Pre-deployment considerations require pre-testing the Internet connection before deployment to ensure adequate connectivity and bandwidth, developing contingency plans for technological difficulties, training the tele-clinician and support staff on information and communication technologies’ hardware and software, and on troubleshooting in case of technology breakdown [1, 22]. The hardware that a clinician and site will use for sessions should also be evaluated to ensure it meets the technical specifications required to deliver sessions with the available bandwidth [22]. In addition, computers in both the originating site and clinician’s office must be equipped with updated antivirus and firewall software, as well as the most up-to-date security patches for the operating system and communication platform [22]. The physical space from which the clinician will deliver care, as well as the patients’ room, should also be evaluated for privacy and the professional appearance of the space, with attention to clarity and visibility [22, 27].

It is important to ensure privileging with the originating site is complete and that access to the electronic health records is granted prior to deployment. The pre-deployment steps and training mitigate difficulties that might arise during deployment, particularly if adequate training and contingency planning are implemented and if the technological processes and workflows are clearly documented in a fashion that is accessible to the clinician and originating site staff. Post-deployment solutions include regular technological support and ongoing monitoring of the quality of connectivity, software updates, and hardware maintenance. Training on any new processes or updates to information and communication technologies must be conducted in a timely manner to ensure continuity of care.

One approach that the authors have found helpful in post-deployment success has been the implementation of an issue tracking system for the timely identification, monitoring, and resolution of clinical and workflow issues. These issues include technology challenges, concerns about workflow, the clinician, the originating site, patient satisfaction, or patient care. Each issue is further categorized by “issue type,” including licensure, credentialing, workflow issues, and technology issues including electronic health records or safety concerns. Twice a week, the clinical and operations teams meet to review new and open issues and develop action plans, including pathways for escalation, monitoring, or resolution. This system has also allowed the team to collect data and monitor trends that influence how new clinicians are deployed at particular sites and help plan pre-deployment measures that would mitigate anticipated challenges.

Conclusions and considerations for telepsychiatry implementation

Ensuring successful telepsychiatry programs requires implementation that takes into consideration the four components of a telepsychiatry program identified in this article: (1) the patient population, (2) the healthcare organization’s originating site, (3) the tele-clinician, and (4) information and communications technologies, as well as a potential fifth component, in which a telepsychiatry organization can align these components together. These four components must be closely aligned during the planning, deployment, and maintenance phases. The ideal implementation would incorporate standardized processes and data analytics across multiple stages of implementation.

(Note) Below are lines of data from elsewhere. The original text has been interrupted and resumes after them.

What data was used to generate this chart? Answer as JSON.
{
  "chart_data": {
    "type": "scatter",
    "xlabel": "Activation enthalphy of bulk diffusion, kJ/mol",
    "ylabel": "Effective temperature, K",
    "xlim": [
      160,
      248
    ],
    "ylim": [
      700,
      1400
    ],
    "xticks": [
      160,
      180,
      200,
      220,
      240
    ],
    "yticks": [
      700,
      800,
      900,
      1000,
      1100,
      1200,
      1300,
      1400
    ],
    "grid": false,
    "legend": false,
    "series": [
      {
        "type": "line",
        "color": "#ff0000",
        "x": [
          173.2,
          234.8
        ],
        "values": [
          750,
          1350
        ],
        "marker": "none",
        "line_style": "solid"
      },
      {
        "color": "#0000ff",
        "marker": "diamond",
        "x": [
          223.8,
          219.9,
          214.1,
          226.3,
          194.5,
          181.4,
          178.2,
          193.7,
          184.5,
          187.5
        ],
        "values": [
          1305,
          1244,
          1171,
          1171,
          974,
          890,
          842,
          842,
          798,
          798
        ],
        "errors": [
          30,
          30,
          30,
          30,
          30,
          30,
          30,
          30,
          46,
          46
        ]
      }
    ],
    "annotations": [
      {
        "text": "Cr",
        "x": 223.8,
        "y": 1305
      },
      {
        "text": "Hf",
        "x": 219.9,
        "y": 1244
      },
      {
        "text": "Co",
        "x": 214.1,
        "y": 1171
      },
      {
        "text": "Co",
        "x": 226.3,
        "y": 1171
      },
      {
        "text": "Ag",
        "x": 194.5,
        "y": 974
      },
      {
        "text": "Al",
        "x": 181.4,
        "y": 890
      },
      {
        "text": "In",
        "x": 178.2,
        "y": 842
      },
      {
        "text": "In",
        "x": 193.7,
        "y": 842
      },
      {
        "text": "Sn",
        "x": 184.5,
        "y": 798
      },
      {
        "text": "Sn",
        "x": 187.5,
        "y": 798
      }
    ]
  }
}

Given the ongoing difficulties reported by healthcare organizations in implementing and sustaining telehealth programs, it is important to utilize implementation examples and operational experiences to provide practical guidance to healthcare organizations. Meanwhile, we urge healthcare organizations to incorporate data analytics at every stage of implementation to ensure adequate planning and monitoring. As telepsychiatry implementation continues to expand and to focus on outcome measures, we are hopeful that more case studies and project reports will be published and contribute to the collective data on telepsychiatry implementation.